The latest people fighting against children’s privacy are not slick lobbyists, but instead a group much closer to home—YouTubers with family and kids’ vlogs. Their current target is the Children’s Online Privacy Protection Act, a federal statute first passed in 1998 that aims to put parents in control of their kids’ data. The Federal Trade Commission reviews COPPA every 10 years, and in 2013 the agency amended its rules to include tracking technology that websites use to personalize advertising. Recently, the FTC alleged that Google violated the law by collecting children’s personal information through YouTube without their parents’ consent. The agency claimed that when Google used personalized ads on videos aimed at kids, the company illegally used the tracking technology covered under the 2013 revisions to the law. Although Google neither admitted nor denied these allegations, it settled for $170 million.
Now the agency is beginning its 2023 review of COPPA early in response to “rapid changes in technology,” and YouTubers are currently organizing a push for the FTC to weaken protections for children online. These content creators have flooded the agency with comments and created a petition with nearly 730,000 signatures asking the FTC to carve out an exception that would leave their livelihoods unchanged. YouTubers have released talking points for content creators and viewers to include in their comments to the FTC. Even PewDiePie chimed in with a video about COPPA for his 102 million subscribers. As a result of this call to action, the FTC has received more than 152,000 comments thus far. For comparison, after three rounds of requesting comments from the public during the 2013 review of COPPA, the FTC received a little more than 500 comments total.
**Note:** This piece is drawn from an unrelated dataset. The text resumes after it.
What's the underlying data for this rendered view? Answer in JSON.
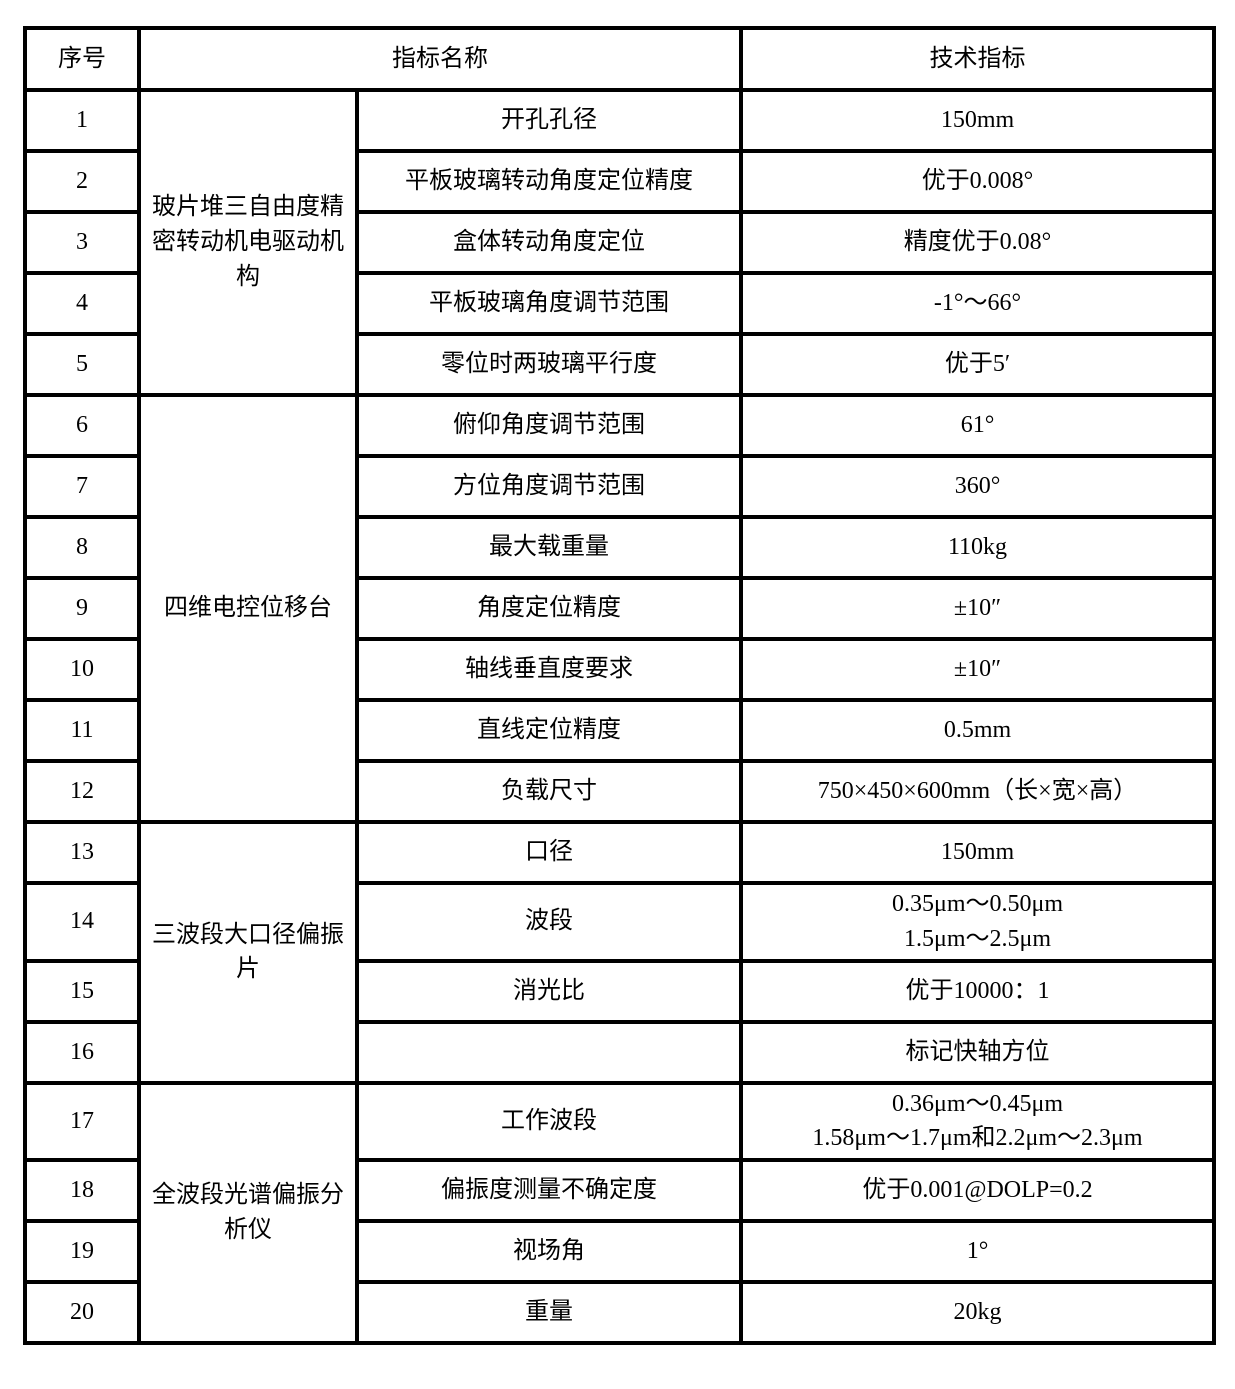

YouTube is wildly popular among kids: More than three-quarters of 8- to 12-years-olds report using the site, and its fifth most popular video, with nearly 4 billion views, is of children and animated characters singing and dancing along to “Baby Shark.” Kids’ content is incredibly lucrative for YouTube, which keeps nearly half of the advertising revenue generated by content on the platform. It even promoted the site to advertisers as a way to reach children. But because YouTube does not want to have to concern itself with children’s privacy protections, it continues to claim that the site is only for ages 13 and older. However, as Massachusetts Sen. Ed Markey recently noted in a letter to Google about protecting children online: “The access that children have to YouTube carries with it a corporate obligation to institute and enforce policies that protect the well being of these young users.” As part of its FTC settlement, Google created a new system allowing YouTubers to mark their content as “Made for Kids.” Once they do, Google disables some of the site’s features, such as personalized advertising, commenting, and notifications for these videos.
But YouTubers seem confused about what these things mean in practice and why Google has implemented them. As a result, many are unintentionally spreading misinformation about children’s privacy law. Some claim that YouTube will have to ban certain types of content, such as videos about the popular game Roblox. Others, from food bloggers to a capella artists, worry that YouTube will have to disable all personalized advertising on a video just because a child may watch it. One commenter even said that she will have to start “swearing like a sailor” and incorporate more “adult” conversations into her videos in order to avoid being covered by COPPA. Searching for “end of our YouTube channel” on the site reveals a number of content creators informing their loyal viewers that COPPA and the settlement may be the end of YouTube as they know it.
That’s not what COPPA does. Under this law, companies with content directed to children under 13 must inform parents what information they collect from kids and obtain parental permission before they collect it. So the content creators complaining that the law prohibits all personalized advertising are simply misinformed—and spreading that misinformation. If a company like Google really wanted to use personalized ads on videos for kids, it would just need to get parents’ permission first. But instead, Google is acting as if children on YouTube—and the protections they’re afforded—are relatively new phenomena, exacerbating content creators’ misunderstandings of the law.
But COPPA isn’t new. The law has been around longer than YouTube, and the fact that the company is just now starting to comply with it is no one’s fault but YouTube’s. Google could stop turning a blind eye to kids on YouTube, allow kids to create accounts, and then ask for parental permission—as it does with the Google Play Store. In fact, despite nearly two decades of industry claiming that these rules would destroy the online market for children’s content—just as the content creators are doing now—plenty of companies comply with COPPA by allowing kids under 13 to create accounts and treating their data differently.
Instead, YouTube has been encouraging content creators to take up their concerns with the FTC, perhaps hoping to escape stronger children’s privacy rules in the future. We reached out to Google to get a better sense of the full extent of its efforts in encouraging YouTubers to advocate against COPPA, especially given the clear parallels between Google’s talking points and those of content creators. But Google never responded.
YouTubers have every right to be concerned and frustrated by the sudden shift in YouTube’s policies. But this frustration should be directed at YouTube for suddenly shifting the burden entirely to content creators now that it’s been dinged by the FTC for allegedly not following the law. Amid bipartisan calls for stronger federal privacy protections from advocates, industry, and regulators, now is the time to strengthen protections for the most vulnerable members of our community, not weaken them. This conversation shouldn’t be about privacy laws being an impediment—it should be about how content creators, parents, and regulators can come together to ensure that the privacy of children is not superseded by companies’ desire to pad their bottom lines.